Ten Years of Struggle

Ten Years of Struggle

Ten years have passed since Cornford died on that green hill in Cordoba, ten years in which everything for which he fought and gave his life had to be fought for again and at the cost of the lives of millions of young men and women because of the purblindness of some and the criminal folly of others.

Let us look at that green hill in Cordoba . . . ten years after.

"Not far from the ancient Moorish Mosque of Cordoba in the maze of poor, mean little streets that I have visited, men, women and children are dying of hunger or from diseases resulting from malnutrition. All the usual revolting signs of famine are there—children with hideously swollen stomachs, fragile limbs and wizened emaciated faces, women like human scarecrows with enormous eyes who are unable to move as their joints are swollen, and men so pitifully thin and feeble that to walk a few steps makes them breathless."

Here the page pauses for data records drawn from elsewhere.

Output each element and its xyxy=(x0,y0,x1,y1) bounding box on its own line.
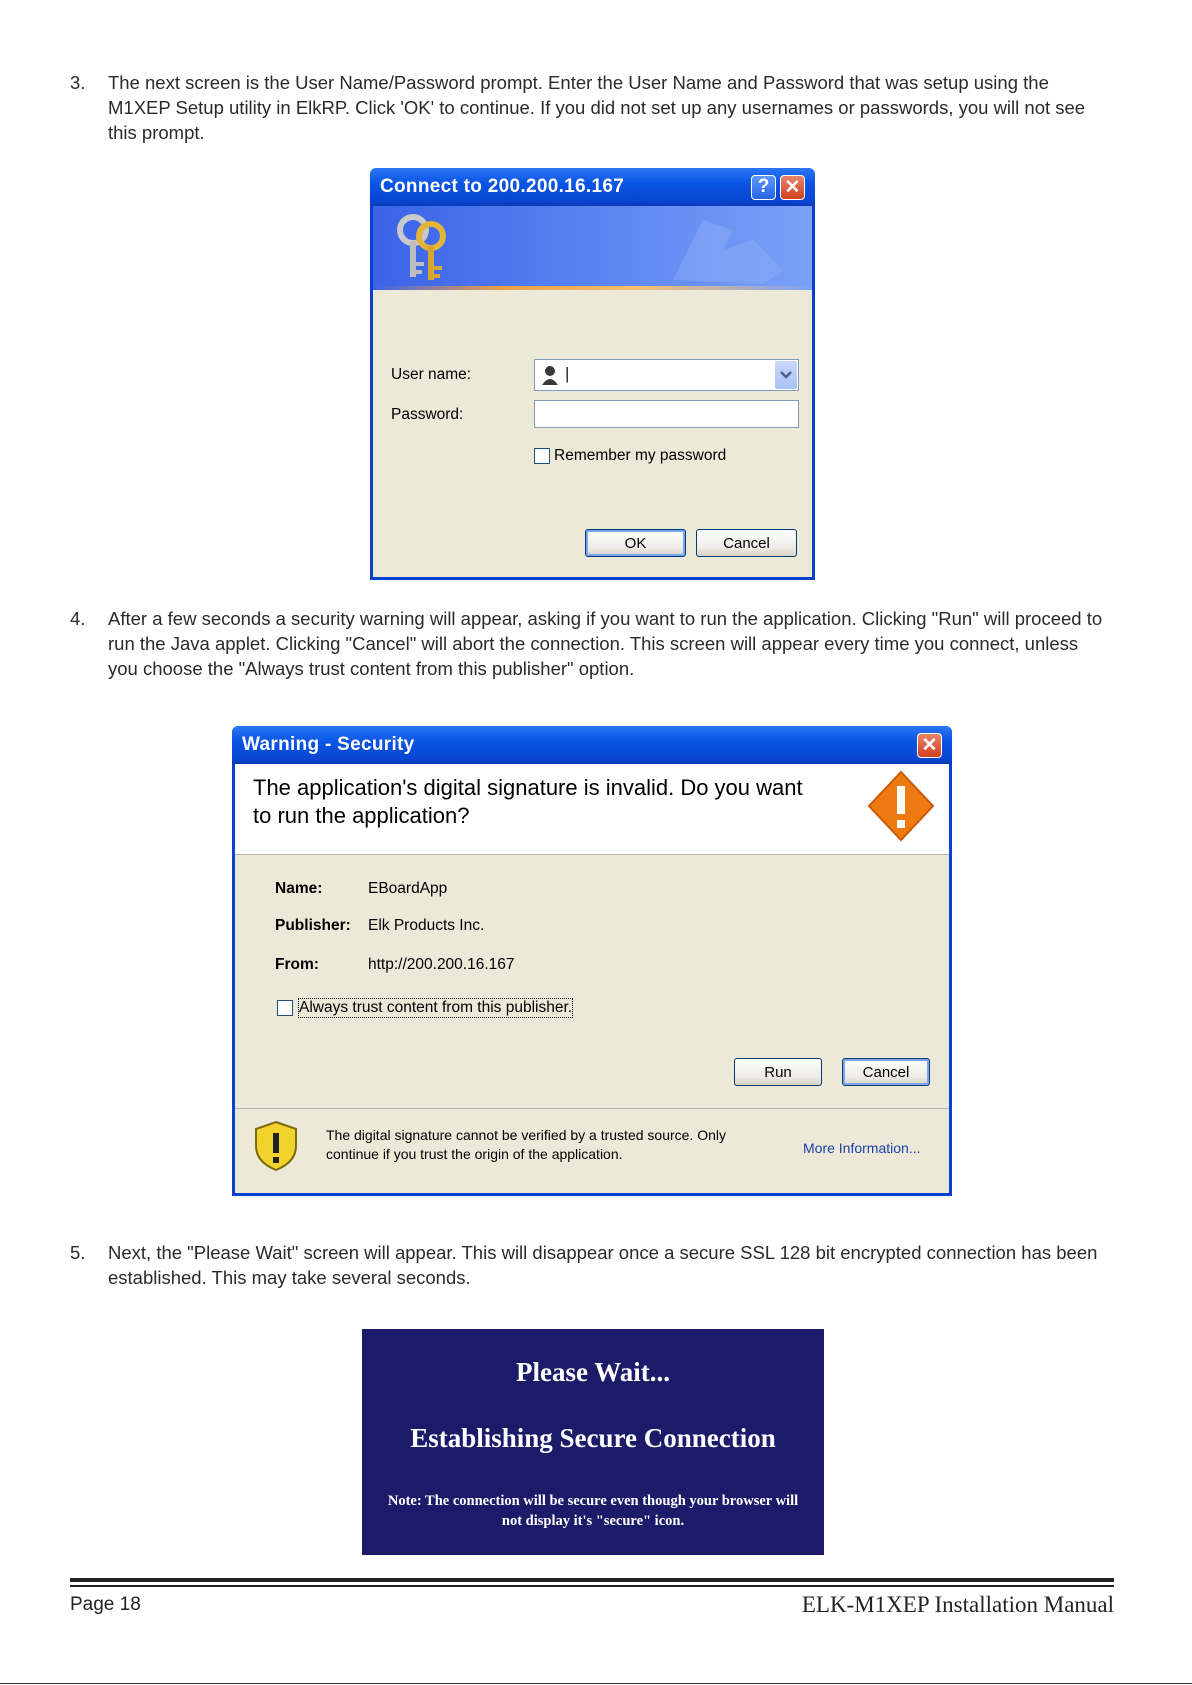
establishing-connection-text: Establishing Secure Connection xyxy=(410,1423,776,1453)
step-3 xyxy=(70,70,1110,145)
shield-warning-icon xyxy=(253,1120,299,1172)
name-value: EBoardApp xyxy=(368,880,448,897)
keys-icon xyxy=(391,212,457,284)
manual-title: ELK-M1XEP Installation Manual xyxy=(801,1592,1114,1617)
ok-button[interactable]: OK xyxy=(585,529,686,557)
remember-password-checkbox[interactable] xyxy=(534,448,550,464)
step-number: 3. xyxy=(70,72,86,93)
publisher-label: Publisher: xyxy=(275,917,351,934)
close-button[interactable]: ✕ xyxy=(917,733,942,758)
more-information-link[interactable]: More Information... xyxy=(803,1140,921,1156)
login-body xyxy=(373,206,812,577)
step-text: After a few seconds a security warning will appear, asking if you want to run the application. Clicking "Run" will proceed to run the Java applet. Clicking "Cancel" will abort the connection. This screen will appear every time you connect, unless you choose the "Always trust content from this publisher" option. xyxy=(108,608,1103,679)
banner-stripe xyxy=(373,286,812,290)
step-text: The next screen is the User Name/Password prompt. Enter the User Name and Password that was setup using the M1XEP Setup utility in ElkRP. Click 'OK' to continue. If you did not set up any usernames or passwords, you will not see this prompt. xyxy=(108,72,1086,143)
help-button[interactable]: ? xyxy=(751,175,776,200)
banner-watermark-icon xyxy=(663,210,803,286)
page-number: Page 18 xyxy=(70,1594,141,1615)
step-number: 5. xyxy=(70,1242,86,1263)
login-dialog xyxy=(370,168,815,580)
cancel-button[interactable]: Cancel xyxy=(842,1058,930,1086)
dropdown-button[interactable] xyxy=(775,361,797,389)
run-button[interactable]: Run xyxy=(734,1058,822,1086)
step-number: 4. xyxy=(70,608,86,629)
security-heading: The application's digital signature is invalid. Do you want to run the application? xyxy=(253,775,803,828)
always-trust-checkbox[interactable] xyxy=(277,1000,293,1016)
please-wait-title: Please Wait... xyxy=(516,1357,670,1387)
user-name-value: | xyxy=(565,364,570,383)
password-label: Password: xyxy=(391,406,464,423)
remember-password-label: Remember my password xyxy=(554,447,727,464)
divider xyxy=(235,1108,949,1109)
always-trust-label[interactable]: Always trust content from this publisher. xyxy=(299,999,573,1016)
secure-note: Note: The connection will be secure even though your browser will not display it's "secure" icon. xyxy=(387,1493,799,1529)
step-5 xyxy=(70,1240,1110,1290)
security-dialog xyxy=(232,726,952,1196)
from-label: From: xyxy=(275,956,319,973)
login-title-bar xyxy=(370,168,815,206)
security-body xyxy=(235,764,949,1193)
cancel-button[interactable]: Cancel xyxy=(696,529,797,557)
footer-rule-thick xyxy=(70,1578,1114,1582)
security-title-bar xyxy=(232,726,952,764)
footer-rule-thin xyxy=(70,1585,1114,1587)
step-text: Next, the "Please Wait" screen will appear. This will disappear once a secure SSL 128 bit encrypted connection has been established. This may take several seconds. xyxy=(108,1242,1098,1288)
login-banner xyxy=(373,206,812,290)
user-name-combobox[interactable] xyxy=(534,359,799,391)
close-button[interactable]: ✕ xyxy=(780,175,805,200)
from-value: http://200.200.16.167 xyxy=(368,956,515,973)
warning-diamond-icon xyxy=(865,768,937,844)
publisher-value: Elk Products Inc. xyxy=(368,917,485,934)
please-wait-panel xyxy=(362,1329,824,1555)
security-title: Warning - Security xyxy=(242,734,415,755)
page-bottom-edge xyxy=(0,1683,1192,1684)
chevron-down-icon xyxy=(775,361,797,389)
step-4 xyxy=(70,606,1110,681)
login-title: Connect to 200.200.16.167 xyxy=(380,176,625,197)
password-field[interactable] xyxy=(534,400,799,428)
user-name-label: User name: xyxy=(391,366,472,383)
user-icon xyxy=(540,364,560,386)
name-label: Name: xyxy=(275,880,323,897)
security-header xyxy=(235,764,949,855)
signature-note: The digital signature cannot be verified by a trusted source. Only continue if you trust the origin of the application. xyxy=(326,1127,726,1162)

Thus a recent report by a Daily Telegraph correspondent in Spain. The food situation in Franco Spain is among the world's worse, the country-being at the mercy of the black marketers who run the fascist Falangist Party for their own benefit. The official daily ration of a Spanish worker is 5 ozs. of bread. 1 oz. of chocolate and three-fifths of an ounce of oil. From time to time there may be potatoes and dried beans. This would make a total of 642 calories a day. As the essential minimum for a worker is 2,750 calories a day, Franco is slowly but surely killing thousands of the Spanish people.

The only way that something more than this starvation diet can be obtained is by recourse to the black market. And while this is no doubt a phenomenon in most European countries since the war, there has been no increase in wages to off-set the astronomical prices on the black market. It is estimated that real wages are only 25 per cent, of the 1936 wages.